“The Elder Scrolls IV: Oblivion” expansion packs and the upcoming “Grand Theft Auto IV” upcoming add-ons represent the industry’s most expansive departures from a game’s original content. The catch: that content must remain consistent with the original rating branded by the ESRB.
New content cannot introduce elements that would alter the original rating, or the overall rating must change. ESRB president Patricia Vance explained what this meant for content makers at a MI6 Conference panel on marketing and user generated content last week.
“If a game submits a game to us and it gets a teen rating and then wants to add downloadable content to that game in the future, which is obviously happening a lot today, they have to keep the content in the downloadable product consistent with the core rating. It can’t go out of bounds,” said Vance.
Essentially, Rockstar Games couldn’t release a “director’s cut” downloadable for “Manhunt 2” that would unlock the previously censored content and make the game Adults Only. The ESRB would force Rockstar to re-brand the original product as Adults Only, even though the downloadable content is optional.

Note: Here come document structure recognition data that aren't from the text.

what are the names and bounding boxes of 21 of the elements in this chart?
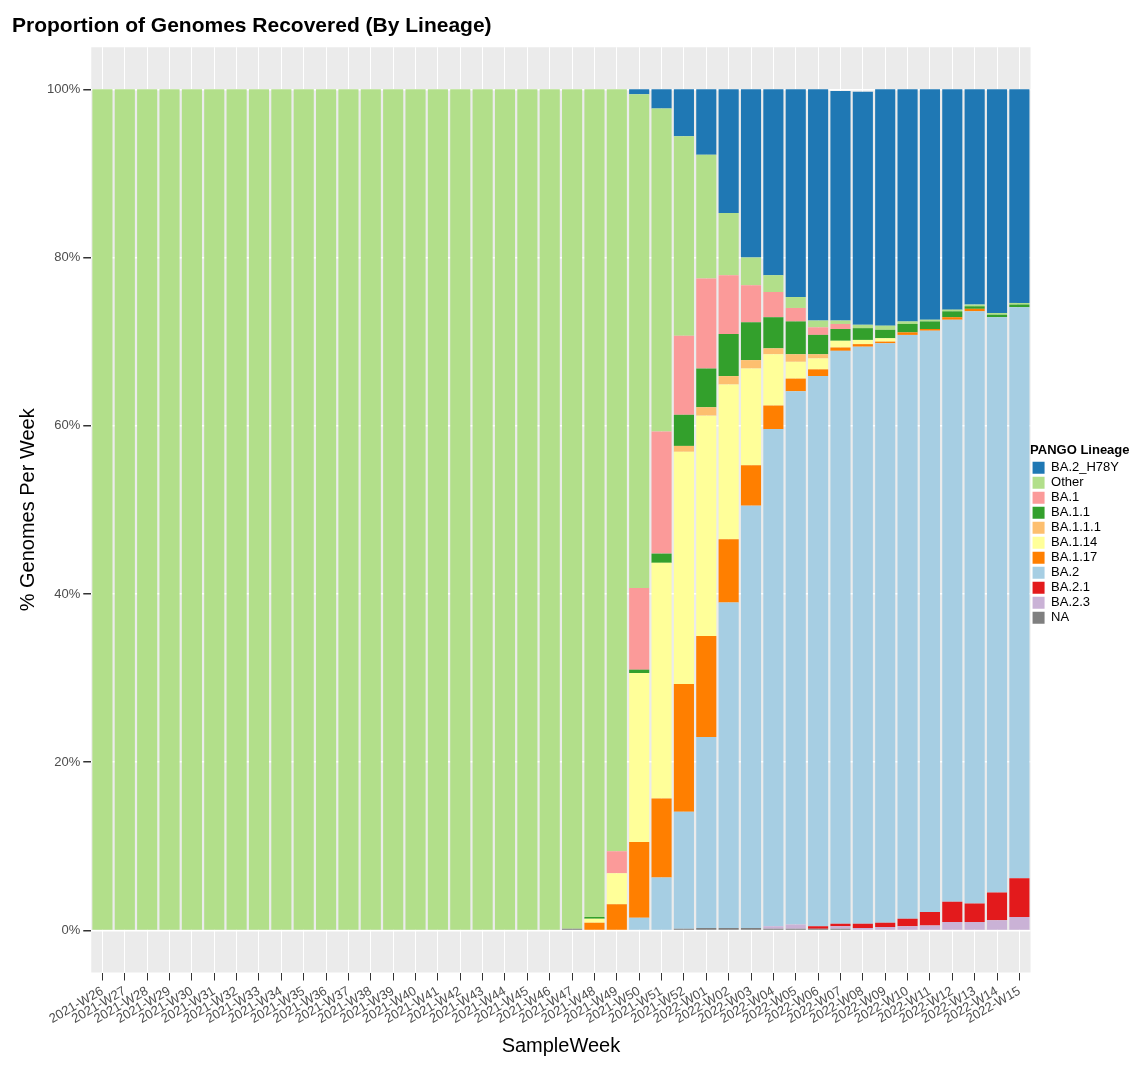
legend-label: BA.1.1.1 <box>1051 519 1101 535</box>
y-tick-label: 20% <box>54 753 81 769</box>
y-tick-label: 40% <box>54 585 81 601</box>
x-axis-title: SampleWeek <box>501 1033 622 1056</box>
legend-label: BA.2.1 <box>1051 579 1091 595</box>
y-tick-label: 100% <box>47 80 81 96</box>
y-tick-label: 60% <box>54 417 81 433</box>
legend-label: BA.2_H78Y <box>1051 459 1120 475</box>
legend-label: NA <box>1051 609 1070 625</box>
y-tick-label: 80% <box>54 249 81 265</box>
legend-label: BA.2.3 <box>1051 594 1091 610</box>
y-tick-label: 0% <box>61 922 81 938</box>
legend-label: BA.1.17 <box>1051 549 1098 565</box>
y-axis-title: % Genomes Per Week <box>15 407 38 612</box>
legend-label: Other <box>1051 474 1085 490</box>
legend-label: BA.2 <box>1051 564 1080 580</box>
chart-title: Proportion of Genomes Recovered (By Lineage) <box>12 13 492 37</box>
legend-label: BA.1.14 <box>1051 534 1098 550</box>
legend-label: BA.1.1 <box>1051 504 1091 520</box>
legend-title: PANGO Lineage <box>1030 441 1130 457</box>
legend-label: BA.1 <box>1051 489 1080 505</box>
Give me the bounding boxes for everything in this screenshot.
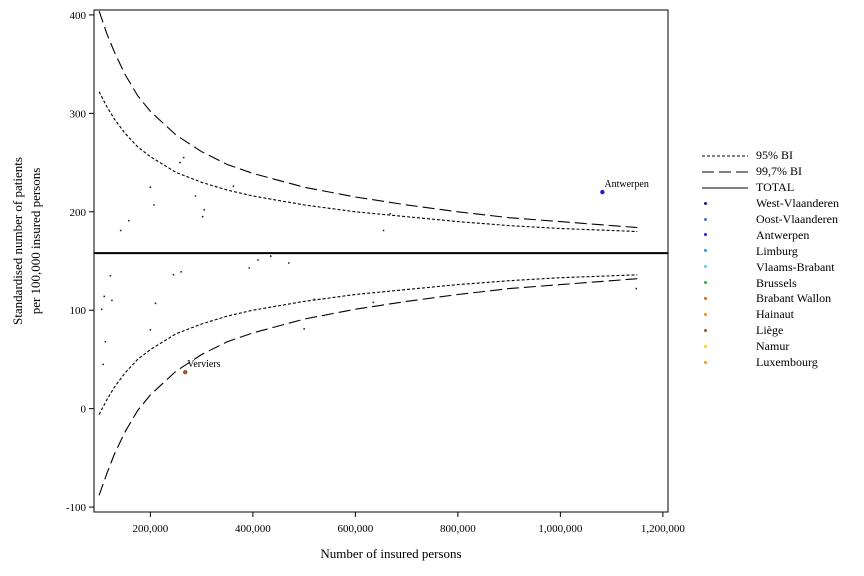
legend-item: Hainaut xyxy=(702,307,839,323)
legend-label: Antwerpen xyxy=(756,227,810,242)
data-point xyxy=(180,270,183,273)
legend-item: West-Vlaanderen xyxy=(702,196,839,212)
legend-label: Oost-Vlaanderen xyxy=(756,212,838,226)
data-point xyxy=(635,287,638,290)
y-tick-label: -100 xyxy=(66,502,87,514)
ci997-lower-line xyxy=(98,278,638,496)
data-point xyxy=(149,329,152,331)
data-point xyxy=(111,299,113,302)
legend-dot-icon xyxy=(702,293,748,305)
legend-label: Namur xyxy=(756,339,790,354)
y-axis-label: per 100,000 insured persons xyxy=(28,168,43,315)
legend-item: Brussels xyxy=(702,275,839,291)
data-point xyxy=(287,262,290,264)
data-point xyxy=(109,274,112,277)
y-axis-label: Standardised number of patients xyxy=(10,157,25,325)
legend-label: Liège xyxy=(756,323,784,338)
y-tick-label: 200 xyxy=(70,207,87,219)
data-point xyxy=(257,259,259,261)
legend-label: Vlaams-Brabant xyxy=(756,259,835,274)
legend-item: Vlaams-Brabant xyxy=(702,259,839,275)
x-tick-label: 1,200,000 xyxy=(641,523,686,535)
legend-item: Namur xyxy=(702,339,839,355)
legend-item: 99,7% BI xyxy=(702,164,839,180)
legend-item: Luxembourg xyxy=(702,355,839,371)
highlight-point xyxy=(183,370,188,375)
legend-item: Oost-Vlaanderen xyxy=(702,212,839,228)
data-point xyxy=(232,185,235,188)
legend-line-icon xyxy=(702,150,748,162)
data-point xyxy=(201,215,204,218)
x-tick-label: 800,000 xyxy=(440,523,476,535)
data-point xyxy=(154,302,157,305)
data-point xyxy=(313,298,316,301)
data-point xyxy=(203,208,206,211)
legend-label: Hainaut xyxy=(756,307,794,322)
legend-dot-icon xyxy=(702,198,748,210)
legend-dot-icon xyxy=(702,214,748,226)
y-tick-label: 400 xyxy=(70,10,87,22)
data-point xyxy=(382,229,385,232)
data-point xyxy=(389,212,392,215)
x-axis-label: Number of insured persons xyxy=(320,546,461,561)
data-point xyxy=(248,266,251,269)
data-point xyxy=(182,156,185,159)
legend-label: 95% BI xyxy=(756,148,793,163)
y-tick-label: 300 xyxy=(70,108,87,120)
x-tick-label: 600,000 xyxy=(338,523,374,535)
data-point xyxy=(127,219,130,222)
legend-label: Luxembourg xyxy=(756,355,818,370)
data-point xyxy=(269,255,272,257)
legend-dot-icon xyxy=(702,341,748,353)
legend: 95% BI 99,7% BI TOTAL West-Vlaanderen Oost-V… xyxy=(702,148,839,370)
data-point xyxy=(119,229,122,232)
x-tick-label: 1,000,000 xyxy=(538,523,583,535)
ci997-upper-line xyxy=(98,10,638,229)
data-point xyxy=(372,301,375,304)
point-label: Antwerpen xyxy=(604,179,648,190)
data-point xyxy=(104,340,107,343)
point-label: Verviers xyxy=(187,359,220,370)
data-point xyxy=(172,273,175,276)
legend-dot-icon xyxy=(702,229,748,241)
legend-dot-icon xyxy=(702,245,748,257)
legend-label: Brussels xyxy=(756,275,797,290)
data-point xyxy=(303,328,306,330)
legend-item: Antwerpen xyxy=(702,227,839,243)
legend-label: West-Vlaanderen xyxy=(756,196,839,211)
ci95-lower-line xyxy=(98,274,638,415)
y-tick-label: 0 xyxy=(81,404,87,416)
x-tick-label: 400,000 xyxy=(235,523,271,535)
ci95-upper-line xyxy=(98,91,638,233)
data-point xyxy=(103,295,106,298)
data-point xyxy=(149,186,152,189)
legend-dot-icon xyxy=(702,309,748,321)
plot-frame xyxy=(93,9,669,513)
data-point xyxy=(153,203,155,206)
legend-line-icon xyxy=(702,182,748,194)
legend-label: 99,7% BI xyxy=(756,164,802,179)
legend-item: Brabant Wallon xyxy=(702,291,839,307)
legend-label: Limburg xyxy=(756,243,798,258)
legend-dot-icon xyxy=(702,325,748,337)
x-tick-label: 200,000 xyxy=(133,523,169,535)
legend-item: 95% BI xyxy=(702,148,839,164)
highlight-point xyxy=(600,189,605,195)
data-point xyxy=(100,308,103,311)
legend-dot-icon xyxy=(702,261,748,273)
legend-item: Liège xyxy=(702,323,839,339)
y-tick-label: 100 xyxy=(70,305,87,317)
legend-item: Limburg xyxy=(702,243,839,259)
data-point xyxy=(102,363,105,366)
legend-dot-icon xyxy=(702,357,748,369)
legend-dot-icon xyxy=(702,277,748,289)
data-point xyxy=(179,161,182,164)
legend-label: Brabant Wallon xyxy=(756,291,832,306)
legend-line-icon xyxy=(702,166,748,178)
legend-item: TOTAL xyxy=(702,180,839,196)
legend-label: TOTAL xyxy=(756,180,795,195)
data-point xyxy=(194,195,197,197)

The same would go for a downloadable release of “Hot Coffee” into “Grand Theft Auto: San Andreas,” or patching the interactive sex scenes back into “Indigo Prophecy.”

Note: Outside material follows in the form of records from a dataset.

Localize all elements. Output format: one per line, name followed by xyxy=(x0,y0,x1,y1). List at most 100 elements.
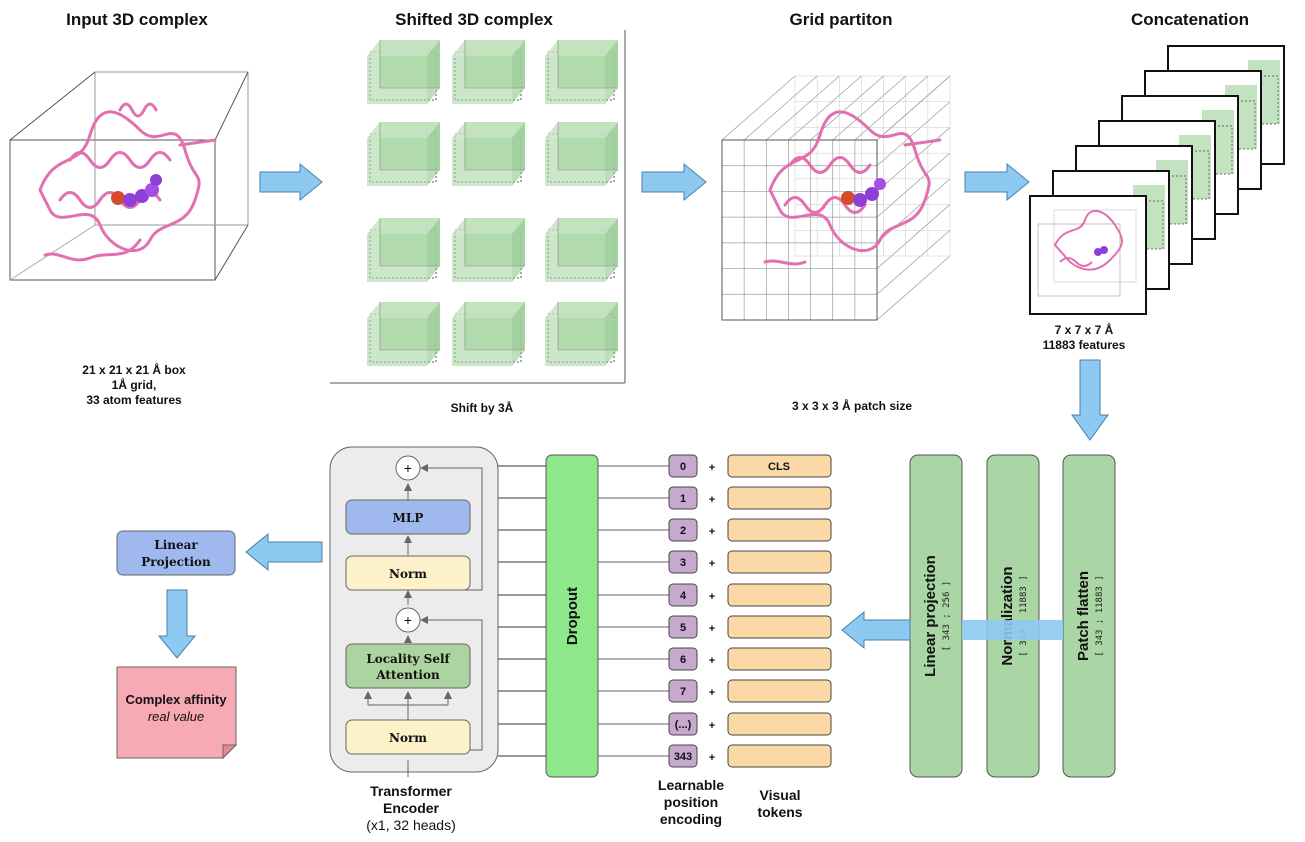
position-token-label: 2 xyxy=(680,525,686,537)
affinity-line1: Complex affinity xyxy=(125,692,227,707)
plus-sign: + xyxy=(709,687,715,699)
shifted-panel xyxy=(330,30,626,384)
visual-token xyxy=(727,550,832,574)
shifted-cube-10 xyxy=(452,302,525,366)
position-token-label: 0 xyxy=(680,461,686,473)
position-token xyxy=(668,679,698,703)
visual-token xyxy=(727,454,832,478)
shifted-cube-2 xyxy=(545,40,618,104)
position-token-label: 3 xyxy=(680,557,686,569)
position-token-label: 343 xyxy=(674,751,692,763)
token-row-5: 5 + xyxy=(598,615,832,639)
position-token xyxy=(668,712,698,736)
title-shifted-3d-complex: Shifted 3D complex xyxy=(395,10,553,29)
linear-projection-output-block xyxy=(116,530,236,576)
visual-token xyxy=(727,744,832,768)
plus-sign: + xyxy=(709,720,715,732)
concatenation-stack xyxy=(1029,45,1285,315)
arrow-encoder-to-linear xyxy=(245,532,323,572)
plus-sign: + xyxy=(709,655,715,667)
encoder-label-line2: Encoder xyxy=(383,800,440,816)
patch-flatten-block: Patch flatten [ 343 ; 11883 ] xyxy=(1062,454,1116,778)
linear-projection-dims: [ 343 ; 256 ] xyxy=(942,581,952,651)
visual-token xyxy=(727,518,832,542)
arrow-concat-to-flatten xyxy=(1071,359,1109,441)
concat-front-protein-icon xyxy=(1053,210,1123,271)
linear-output-line1: Linear xyxy=(154,538,198,552)
visual-token xyxy=(727,583,832,607)
position-token-label: 4 xyxy=(680,590,687,602)
position-token xyxy=(668,454,698,478)
position-token xyxy=(668,615,698,639)
title-concatenation: Concatenation xyxy=(1131,10,1249,29)
plus-sign: + xyxy=(709,558,715,570)
residual-add-bottom-symbol: + xyxy=(404,612,412,628)
token-row-7: 7 + xyxy=(598,679,832,703)
encoder-input-lines xyxy=(498,465,546,757)
plus-sign: + xyxy=(709,494,715,506)
normalization-dims: [ 343 ; 11883 ] xyxy=(1019,575,1029,656)
locality-attention-block xyxy=(345,643,471,689)
mlp-block xyxy=(345,499,471,535)
residual-add-top xyxy=(395,455,421,481)
affinity-line2: real value xyxy=(148,709,204,724)
position-token-label: 5 xyxy=(680,622,686,634)
shifted-cube-3 xyxy=(367,122,440,186)
linear-output-line2: Projection xyxy=(141,555,211,569)
protein-structure-icon xyxy=(38,102,217,262)
position-token xyxy=(668,486,698,510)
norm-top-label: Norm xyxy=(389,567,427,581)
shifted-cube-6 xyxy=(367,218,440,282)
position-token xyxy=(668,583,698,607)
shifted-cube-5 xyxy=(545,122,618,186)
encoder-label-line3: (x1, 32 heads) xyxy=(366,817,456,833)
visual-token xyxy=(727,647,832,671)
token-row-3: 3 + xyxy=(598,550,832,574)
arrow-projection-to-tokens xyxy=(841,610,911,650)
linear-projection-block: Linear projection [ 343 ; 256 ] xyxy=(909,454,963,778)
title-input-3d-complex: Input 3D complex xyxy=(66,10,208,29)
norm-bottom-block xyxy=(345,719,471,755)
position-label-line2: position xyxy=(664,794,718,810)
position-token xyxy=(668,647,698,671)
plus-sign: + xyxy=(709,591,715,603)
cls-token-label: CLS xyxy=(768,461,790,473)
shifted-cube-1 xyxy=(452,40,525,104)
position-token-label: 1 xyxy=(680,493,686,505)
position-token-label: 6 xyxy=(680,654,686,666)
visual-label-line1: Visual xyxy=(760,787,801,803)
ligand-icon xyxy=(111,174,162,207)
attention-label-line2: Attention xyxy=(375,668,440,682)
token-row-0: 0 + CLS xyxy=(598,454,832,478)
normalization-label: Normalization xyxy=(999,566,1016,665)
visual-token xyxy=(727,615,832,639)
input-caption-line1: 21 x 21 x 21 Å box xyxy=(82,362,186,377)
input-caption-line2: 1Å grid, xyxy=(112,377,157,392)
shifted-cube-11 xyxy=(545,302,618,366)
visual-token xyxy=(727,712,832,736)
position-label-line3: encoding xyxy=(660,811,722,827)
arrow-input-to-shifted xyxy=(259,162,323,202)
position-token xyxy=(668,550,698,574)
arrow-grid-to-concat xyxy=(964,162,1030,202)
position-token xyxy=(668,744,698,768)
concat-caption-line1: 7 x 7 x 7 Å xyxy=(1055,322,1114,337)
dropout-label: Dropout xyxy=(564,587,581,645)
norm-bottom-label: Norm xyxy=(389,731,427,745)
concat-caption-line2: 11883 features xyxy=(1043,338,1126,352)
patch-flatten-dims: [ 343 ; 11883 ] xyxy=(1095,575,1105,656)
token-row-2: 2 + xyxy=(598,518,832,542)
visual-token xyxy=(727,679,832,703)
position-token-label: 7 xyxy=(680,686,686,698)
arrow-linear-to-affinity xyxy=(157,589,197,659)
visual-label-line2: tokens xyxy=(757,804,802,820)
residual-add-bottom xyxy=(395,607,421,633)
transformer-encoder: + MLP Norm + Locality Self Attention Nor… xyxy=(329,446,499,777)
visual-token xyxy=(727,486,832,510)
complex-affinity-note: Complex affinity real value xyxy=(116,666,238,760)
shifted-cube-0 xyxy=(367,40,440,104)
pipeline-connector xyxy=(962,620,1063,640)
shifted-cube-9 xyxy=(367,302,440,366)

“If it [the downloadable content] does [require altering the original product], then obviously the rating will have to change,” said Vance. “But the consumer is still being informed. That downloadable content is still carrying an ESRB rating and the consumer’s ultimately protected by being informed.”
Readers, what do you make of the ESRB enforcing publishers to make their downloadable content consistent with the original game? If Rockstar wanted to make their add-on for “GTA IV” for Adults Only, should they be allowed to?